The Sipes dual-rig was designed for slow trolling and so was the StandOut rig when a bladed Road Runner is the bottom hook. But for simple drifting or dipping two minnows into heavy cover, I like the StandOut rig made with either two hooks and a light weight on the bottom or one hook and a jig on the bottom. I’m fond of this latter rig because the upper minnow is served up plain while the bottom minnow has the added color of a jig and probably a soft plastic for cloudy water. In clear water added color can actually be a determinant in attracting crappie. White jigs rarely put off crappie so use white or switch to a double StandOut rig if crappie aren’t hitting color.
If needed I add a soft-plastic body to the jig. The minnow is hooked through the lips behind the plastic.
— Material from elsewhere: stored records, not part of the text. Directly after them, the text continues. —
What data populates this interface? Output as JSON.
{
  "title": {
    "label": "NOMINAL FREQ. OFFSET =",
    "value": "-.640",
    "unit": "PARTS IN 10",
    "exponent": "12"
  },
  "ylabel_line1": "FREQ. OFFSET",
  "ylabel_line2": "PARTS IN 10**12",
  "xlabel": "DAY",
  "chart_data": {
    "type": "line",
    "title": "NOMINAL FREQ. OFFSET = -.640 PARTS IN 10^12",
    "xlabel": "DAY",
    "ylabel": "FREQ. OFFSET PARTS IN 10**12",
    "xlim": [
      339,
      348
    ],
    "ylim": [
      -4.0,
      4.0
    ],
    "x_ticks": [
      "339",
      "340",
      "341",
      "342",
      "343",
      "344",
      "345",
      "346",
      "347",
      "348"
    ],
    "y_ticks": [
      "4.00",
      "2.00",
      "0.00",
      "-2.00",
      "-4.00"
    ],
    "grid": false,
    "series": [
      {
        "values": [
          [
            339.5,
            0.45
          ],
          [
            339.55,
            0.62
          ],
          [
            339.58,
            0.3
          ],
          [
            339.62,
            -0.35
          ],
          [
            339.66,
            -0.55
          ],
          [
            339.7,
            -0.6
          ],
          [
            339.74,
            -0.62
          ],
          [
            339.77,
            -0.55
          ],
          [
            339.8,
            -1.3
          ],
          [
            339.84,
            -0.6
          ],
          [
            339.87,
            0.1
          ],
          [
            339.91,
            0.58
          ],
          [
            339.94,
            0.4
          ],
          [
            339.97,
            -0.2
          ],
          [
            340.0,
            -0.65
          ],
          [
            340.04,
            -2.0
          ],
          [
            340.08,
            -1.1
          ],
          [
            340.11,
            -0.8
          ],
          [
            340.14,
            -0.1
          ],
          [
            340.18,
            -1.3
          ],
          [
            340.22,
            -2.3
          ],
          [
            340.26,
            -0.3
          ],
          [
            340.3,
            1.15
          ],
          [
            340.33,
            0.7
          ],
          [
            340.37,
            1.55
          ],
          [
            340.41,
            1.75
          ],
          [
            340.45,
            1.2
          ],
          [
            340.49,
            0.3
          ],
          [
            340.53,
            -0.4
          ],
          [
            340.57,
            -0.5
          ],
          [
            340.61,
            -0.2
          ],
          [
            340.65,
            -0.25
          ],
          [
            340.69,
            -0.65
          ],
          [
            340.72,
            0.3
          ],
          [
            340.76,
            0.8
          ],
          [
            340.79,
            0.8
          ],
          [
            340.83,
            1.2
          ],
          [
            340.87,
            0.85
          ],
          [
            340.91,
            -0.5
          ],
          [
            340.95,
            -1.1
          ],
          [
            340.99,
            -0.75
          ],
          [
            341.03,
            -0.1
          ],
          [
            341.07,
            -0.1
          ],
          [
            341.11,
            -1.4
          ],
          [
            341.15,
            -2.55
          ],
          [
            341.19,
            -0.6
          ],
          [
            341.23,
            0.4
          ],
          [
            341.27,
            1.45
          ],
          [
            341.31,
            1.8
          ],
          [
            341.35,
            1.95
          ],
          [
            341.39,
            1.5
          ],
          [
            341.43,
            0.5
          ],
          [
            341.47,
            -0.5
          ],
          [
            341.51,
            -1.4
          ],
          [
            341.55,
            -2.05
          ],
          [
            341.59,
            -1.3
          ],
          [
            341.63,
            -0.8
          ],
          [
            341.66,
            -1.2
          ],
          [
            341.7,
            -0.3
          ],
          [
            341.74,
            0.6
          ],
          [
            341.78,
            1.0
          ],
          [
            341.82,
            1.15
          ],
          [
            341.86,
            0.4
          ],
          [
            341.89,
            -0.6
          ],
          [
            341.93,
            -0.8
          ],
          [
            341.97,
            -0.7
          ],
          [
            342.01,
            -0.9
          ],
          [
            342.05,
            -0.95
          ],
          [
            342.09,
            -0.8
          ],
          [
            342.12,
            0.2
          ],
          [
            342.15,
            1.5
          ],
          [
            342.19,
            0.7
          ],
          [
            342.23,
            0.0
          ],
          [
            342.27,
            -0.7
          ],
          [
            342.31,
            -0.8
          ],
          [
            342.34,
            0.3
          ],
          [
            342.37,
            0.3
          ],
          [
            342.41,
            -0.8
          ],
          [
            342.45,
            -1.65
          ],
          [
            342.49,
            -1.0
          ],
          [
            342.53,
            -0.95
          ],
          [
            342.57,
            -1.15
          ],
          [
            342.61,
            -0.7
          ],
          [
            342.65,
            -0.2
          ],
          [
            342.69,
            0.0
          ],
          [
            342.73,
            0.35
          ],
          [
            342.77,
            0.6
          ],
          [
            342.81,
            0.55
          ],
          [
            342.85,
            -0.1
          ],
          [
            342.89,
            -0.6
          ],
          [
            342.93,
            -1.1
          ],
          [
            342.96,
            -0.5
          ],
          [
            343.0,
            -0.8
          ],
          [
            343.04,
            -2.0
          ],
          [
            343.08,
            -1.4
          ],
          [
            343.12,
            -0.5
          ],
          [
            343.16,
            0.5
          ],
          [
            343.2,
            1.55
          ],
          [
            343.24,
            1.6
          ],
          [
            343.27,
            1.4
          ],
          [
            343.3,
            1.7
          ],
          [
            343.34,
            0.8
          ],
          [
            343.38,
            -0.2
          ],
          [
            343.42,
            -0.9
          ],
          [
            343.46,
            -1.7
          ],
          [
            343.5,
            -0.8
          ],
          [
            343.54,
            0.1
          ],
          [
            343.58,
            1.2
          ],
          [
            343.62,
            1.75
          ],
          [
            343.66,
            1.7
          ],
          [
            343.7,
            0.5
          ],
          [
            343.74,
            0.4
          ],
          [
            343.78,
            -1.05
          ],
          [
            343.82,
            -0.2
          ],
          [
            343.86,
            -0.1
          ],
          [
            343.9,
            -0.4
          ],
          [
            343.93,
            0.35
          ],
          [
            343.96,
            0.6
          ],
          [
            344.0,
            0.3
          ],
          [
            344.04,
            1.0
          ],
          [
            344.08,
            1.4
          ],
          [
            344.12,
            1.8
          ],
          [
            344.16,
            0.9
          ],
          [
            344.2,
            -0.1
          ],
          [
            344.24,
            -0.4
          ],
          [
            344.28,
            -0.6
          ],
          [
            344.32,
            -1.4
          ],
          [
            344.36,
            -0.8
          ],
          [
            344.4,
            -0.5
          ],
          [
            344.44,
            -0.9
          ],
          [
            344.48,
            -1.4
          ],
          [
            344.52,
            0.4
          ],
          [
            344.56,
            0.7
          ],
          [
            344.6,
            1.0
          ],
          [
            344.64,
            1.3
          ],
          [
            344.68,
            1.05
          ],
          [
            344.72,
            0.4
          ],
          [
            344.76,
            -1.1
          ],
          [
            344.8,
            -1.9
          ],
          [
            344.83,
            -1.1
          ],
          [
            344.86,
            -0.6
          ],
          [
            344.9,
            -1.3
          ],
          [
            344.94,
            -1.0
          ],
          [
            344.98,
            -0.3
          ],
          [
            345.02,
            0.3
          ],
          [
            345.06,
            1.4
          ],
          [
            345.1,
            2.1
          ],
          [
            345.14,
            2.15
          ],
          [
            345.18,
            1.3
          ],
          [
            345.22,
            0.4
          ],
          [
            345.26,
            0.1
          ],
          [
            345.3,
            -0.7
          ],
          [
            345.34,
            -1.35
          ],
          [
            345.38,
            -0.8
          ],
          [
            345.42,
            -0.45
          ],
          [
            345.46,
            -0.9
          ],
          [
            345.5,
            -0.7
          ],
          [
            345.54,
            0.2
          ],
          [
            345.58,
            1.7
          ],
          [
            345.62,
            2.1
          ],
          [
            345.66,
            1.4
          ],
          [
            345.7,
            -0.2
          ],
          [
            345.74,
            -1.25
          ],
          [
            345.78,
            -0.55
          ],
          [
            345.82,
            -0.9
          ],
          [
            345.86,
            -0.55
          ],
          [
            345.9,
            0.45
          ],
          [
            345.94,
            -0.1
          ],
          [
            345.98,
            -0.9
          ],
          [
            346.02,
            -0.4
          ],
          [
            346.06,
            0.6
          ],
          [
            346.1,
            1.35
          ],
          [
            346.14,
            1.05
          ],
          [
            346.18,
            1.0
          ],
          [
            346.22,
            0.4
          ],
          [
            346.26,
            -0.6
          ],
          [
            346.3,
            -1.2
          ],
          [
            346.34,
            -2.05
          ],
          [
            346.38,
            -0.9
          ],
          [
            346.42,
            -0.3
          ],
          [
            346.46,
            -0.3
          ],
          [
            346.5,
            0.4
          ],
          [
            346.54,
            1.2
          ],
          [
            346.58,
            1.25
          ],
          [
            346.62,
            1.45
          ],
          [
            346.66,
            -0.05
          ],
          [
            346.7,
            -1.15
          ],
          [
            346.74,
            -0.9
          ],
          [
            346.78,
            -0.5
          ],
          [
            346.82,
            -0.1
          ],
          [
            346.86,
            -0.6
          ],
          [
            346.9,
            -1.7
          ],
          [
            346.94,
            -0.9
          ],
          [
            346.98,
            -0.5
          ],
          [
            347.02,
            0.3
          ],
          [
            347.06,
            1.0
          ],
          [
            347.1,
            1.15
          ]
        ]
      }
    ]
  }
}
There is another advantage to using either a jig or Road Runner to hold the minnow that I’ve not mentioned yet. Because tuffy minnows are short, the jig or bladed Road Runner adds length to the total presentation. Where crappie over a pound in weight are the norm, the added length helps attract the bigger fish, either Black or White crappie.
As summer heats up, you might find it difficult to keep minnows alive. A good trick the Sipes use is to add ice to the bait’s holding water. But don’t just shake a bunch of cubes into a cooler. Instead the Sipes take a five-pound bag and place the bag, plastic and all, into the water. This, they say, ensures a slow, steady drop in water temperature which helps keep the minnows alive and wiggly.
There’s a lot of truth to the saying that “two heads are better than one” and the same can be said about minnows when fishing for summer crappie.